憲法改正にしても、「今の憲法は変えてはならない」というのは保守的な考え方である。

「現実に憲法が合わなくなっている以上、それに合わせて変えるべし」というのはむしろリベラルな考え方である。

驚くべきことに、いまの若者は共産党や立憲民主党を「保守」、自民党や維新を「リベラル」と見なしている。

つまり若者は昔も今も一貫して「リベラル」なのだ。

だとしたら、日本の政治にいったい何が起きているのか。

これはものすごくシンプルに説明できる。

かつて「リベラル」とされていた政党が「右傾化」した。

こうして「リベラル」な若者は、より自分たちの政治的主張にちかい自民党=安倍政権を支持するようになった。

こう解釈できる。

日本社会は、「既得権にしがみつかないと生きていけない世代」と、「既得権を破壊しなければ希望のない世代」によって分断されている。

マスコミ、大企業の正社員、労働組合は前者、

そして高齢者は前者であり若者は後者である。

このように考えれば、若者が〝改革派〟の安倍政権を支持し、高齢者層で支持率が低くなることになんの不思議もない。

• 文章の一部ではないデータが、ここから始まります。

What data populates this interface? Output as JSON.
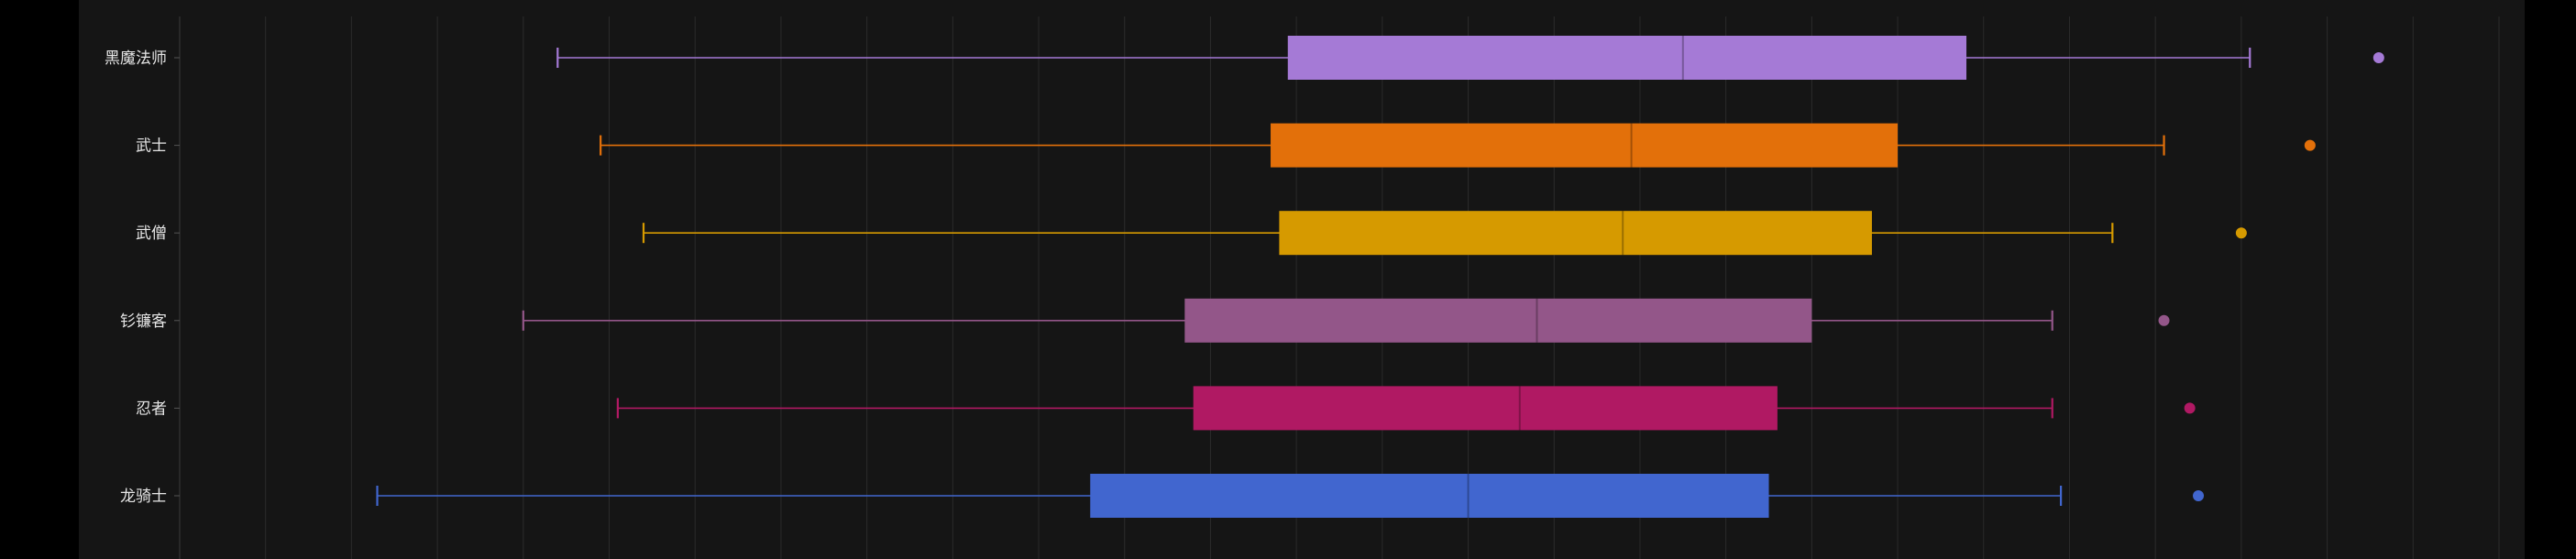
{
  "chart_data": {
    "type": "box",
    "orientation": "horizontal",
    "title": "",
    "xlabel": "",
    "ylabel": "",
    "grid": true,
    "x_range": [
      0,
      270
    ],
    "categories": [
      "黑魔法师",
      "武士",
      "武僧",
      "钐镰客",
      "忍者",
      "龙骑士"
    ],
    "series": [
      {
        "category": "黑魔法师",
        "min": 44,
        "q1": 129,
        "median": 175,
        "q3": 208,
        "max": 241,
        "outliers": [
          256
        ],
        "color": "#a57ad6"
      },
      {
        "category": "武士",
        "min": 49,
        "q1": 127,
        "median": 169,
        "q3": 200,
        "max": 231,
        "outliers": [
          248
        ],
        "color": "#e3700a"
      },
      {
        "category": "武僧",
        "min": 54,
        "q1": 128,
        "median": 168,
        "q3": 197,
        "max": 225,
        "outliers": [
          240
        ],
        "color": "#d69a00"
      },
      {
        "category": "钐镰客",
        "min": 40,
        "q1": 117,
        "median": 158,
        "q3": 190,
        "max": 218,
        "outliers": [
          231
        ],
        "color": "#935689"
      },
      {
        "category": "忍者",
        "min": 51,
        "q1": 118,
        "median": 156,
        "q3": 186,
        "max": 218,
        "outliers": [
          234
        ],
        "color": "#b01963"
      },
      {
        "category": "龙骑士",
        "min": 23,
        "q1": 106,
        "median": 150,
        "q3": 185,
        "max": 219,
        "outliers": [
          235
        ],
        "color": "#4166cf"
      }
    ]
  }
}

奇妙なのは、保守でしかないひとたちが自分のことを「リベラル」と言い張り、改革を進める安倍政権を「独裁」と批判していることだ。

そしてその象徴的な存在が朝日新聞なのである。

世界でも日本でもひとびとの価値観は確実にリベラルになっている。

リベラルが退潮しているように見えるのは、朝日新聞に代表される日本の「戦後民主主義」が、現実と合わなくなってきているからだといえるのではないだろうか。